Remember the websites of the 90s and early 2000s? The bright color text glaring against light backgrounds (not to mention the excessive use of unreadable script fonts) isn’t always a thing of the past. Some websites still present information in a way that is unreadable to a great deal of the population. The issue here is that the color contrast is off, and as a result, the text is basically unreadable. Even if you don’t have poor eyesight, color contrast problems can make it really tough for you to get the most out of certain websites.
What is Color Contrast
When you were in school, you probably learned about complementary and contrasting colors. While certain colors might look pretty next to each other, they might not be best for a website because of a little thing called color contrast.
My favorite definition of color contrast comes courtesy of the Colors on the Web site, “Simply put, contrast is the difference between two colors. On a web page, the amount of contrast required varies with different parts of the page. You usually want a high contrast between text and its background color. But too high contrast between design elements might give an unsettled and messy impression.” There you have it; there is a color contrast sweet-spot where the colors on your website are different enough to be readable, but not so different that they give your site a chaotic or unpleasant visual presentation.

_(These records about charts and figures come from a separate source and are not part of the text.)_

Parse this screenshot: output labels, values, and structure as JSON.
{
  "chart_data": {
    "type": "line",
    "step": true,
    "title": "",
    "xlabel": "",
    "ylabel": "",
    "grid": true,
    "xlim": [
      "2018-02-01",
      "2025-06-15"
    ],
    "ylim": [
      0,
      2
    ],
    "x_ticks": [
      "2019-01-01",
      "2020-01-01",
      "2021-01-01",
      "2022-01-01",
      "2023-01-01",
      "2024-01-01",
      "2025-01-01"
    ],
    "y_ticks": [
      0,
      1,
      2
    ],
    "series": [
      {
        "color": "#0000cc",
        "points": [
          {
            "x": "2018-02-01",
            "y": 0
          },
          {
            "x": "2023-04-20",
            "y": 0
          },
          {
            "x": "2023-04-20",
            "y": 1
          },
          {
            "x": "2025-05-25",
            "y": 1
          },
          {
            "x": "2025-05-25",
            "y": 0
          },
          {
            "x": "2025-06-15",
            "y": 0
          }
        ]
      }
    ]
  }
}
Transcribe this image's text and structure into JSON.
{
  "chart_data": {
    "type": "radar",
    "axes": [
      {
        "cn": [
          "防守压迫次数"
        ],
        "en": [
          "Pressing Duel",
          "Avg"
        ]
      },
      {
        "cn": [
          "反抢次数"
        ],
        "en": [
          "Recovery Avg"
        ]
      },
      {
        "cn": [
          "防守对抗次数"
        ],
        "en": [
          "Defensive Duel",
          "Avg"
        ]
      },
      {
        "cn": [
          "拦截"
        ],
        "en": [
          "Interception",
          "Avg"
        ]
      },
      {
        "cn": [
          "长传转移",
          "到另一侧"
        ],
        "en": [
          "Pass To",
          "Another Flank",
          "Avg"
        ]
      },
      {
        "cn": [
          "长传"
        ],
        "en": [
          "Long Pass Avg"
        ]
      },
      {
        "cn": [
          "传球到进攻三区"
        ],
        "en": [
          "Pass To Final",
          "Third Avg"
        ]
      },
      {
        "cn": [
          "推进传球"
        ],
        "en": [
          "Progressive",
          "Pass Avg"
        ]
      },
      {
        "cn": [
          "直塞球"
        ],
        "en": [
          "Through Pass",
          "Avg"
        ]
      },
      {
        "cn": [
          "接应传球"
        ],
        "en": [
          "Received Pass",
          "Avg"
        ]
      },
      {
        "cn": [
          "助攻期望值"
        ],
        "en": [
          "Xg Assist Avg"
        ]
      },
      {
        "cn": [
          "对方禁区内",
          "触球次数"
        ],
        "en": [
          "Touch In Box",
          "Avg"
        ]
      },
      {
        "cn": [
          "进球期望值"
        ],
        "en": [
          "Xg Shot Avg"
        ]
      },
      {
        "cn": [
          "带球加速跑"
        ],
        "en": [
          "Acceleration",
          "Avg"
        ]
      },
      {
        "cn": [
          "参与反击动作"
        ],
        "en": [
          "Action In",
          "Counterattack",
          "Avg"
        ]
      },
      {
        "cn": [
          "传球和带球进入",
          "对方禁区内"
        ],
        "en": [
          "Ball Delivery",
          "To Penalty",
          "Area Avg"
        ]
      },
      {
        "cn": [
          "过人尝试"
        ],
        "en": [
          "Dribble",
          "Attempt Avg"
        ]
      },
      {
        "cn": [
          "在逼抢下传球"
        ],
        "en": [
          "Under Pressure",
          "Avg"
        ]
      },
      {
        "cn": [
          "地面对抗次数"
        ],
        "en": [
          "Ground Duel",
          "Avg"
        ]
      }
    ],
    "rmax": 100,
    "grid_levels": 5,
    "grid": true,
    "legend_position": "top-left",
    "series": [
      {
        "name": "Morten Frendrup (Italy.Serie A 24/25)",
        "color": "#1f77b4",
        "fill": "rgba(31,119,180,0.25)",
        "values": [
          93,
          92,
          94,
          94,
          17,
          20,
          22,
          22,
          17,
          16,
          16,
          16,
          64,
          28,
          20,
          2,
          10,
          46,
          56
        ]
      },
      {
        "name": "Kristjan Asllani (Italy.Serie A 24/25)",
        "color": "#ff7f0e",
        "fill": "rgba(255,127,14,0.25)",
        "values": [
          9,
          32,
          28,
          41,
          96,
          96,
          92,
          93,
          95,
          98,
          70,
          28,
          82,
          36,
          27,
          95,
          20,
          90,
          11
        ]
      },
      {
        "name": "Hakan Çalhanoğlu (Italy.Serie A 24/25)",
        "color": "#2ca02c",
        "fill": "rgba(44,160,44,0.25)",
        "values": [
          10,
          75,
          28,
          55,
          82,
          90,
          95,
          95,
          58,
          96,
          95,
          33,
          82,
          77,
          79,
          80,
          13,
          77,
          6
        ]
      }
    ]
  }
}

How Do I know if My Site Is Bad?
It isn’t always easy to tell that there is a color contrast problem. The text might appear just fine to your eyes, while someone else might have a difficult (or impossible time) reading it. This is one of the toughest parts of web design and accessibility. Everyone’s experience is different, and everyone has a unique perspective. Some web designers and website owners find this incredibly frustrating because it is so difficult to predict what issues someone might have when interacting with a website.
While that attitude isn’t great, it’s something that is pretty common. Much like the statement “You can’t please everyone all of the time” this attitude is a bit defeatist and can create an easy escape route to being too lazy to make critical modifications. I’m not trying to shame people into making their websites accessible, but I am trying to show how flawed that thinking is. Especially when it comes to color contrast because that’s a pretty easy situation to fix.
WCAG 2.0’s guidelines give you a very precise guide for what color contrast ratios are acceptable for websites. Here’s what the W3C group has to say about color contrast ratios:
- “The visual presentation of text and images of text has a contrast ratio of at least 4.5:1 except for the following: (Level AA)
- Large Text: Large-scale text and images of large-scale text have a contrast ratio of at least 3:1;
- Incidental: Text or images of text that are part of an inactive user interface component, that are pure decoration, that are not visible to anyone, or that are part of a picture that contains significant other visual content, have no contrast requirement.
- Logotypes: Text that is part of a logo or brand name has no minimum contrast requirement.”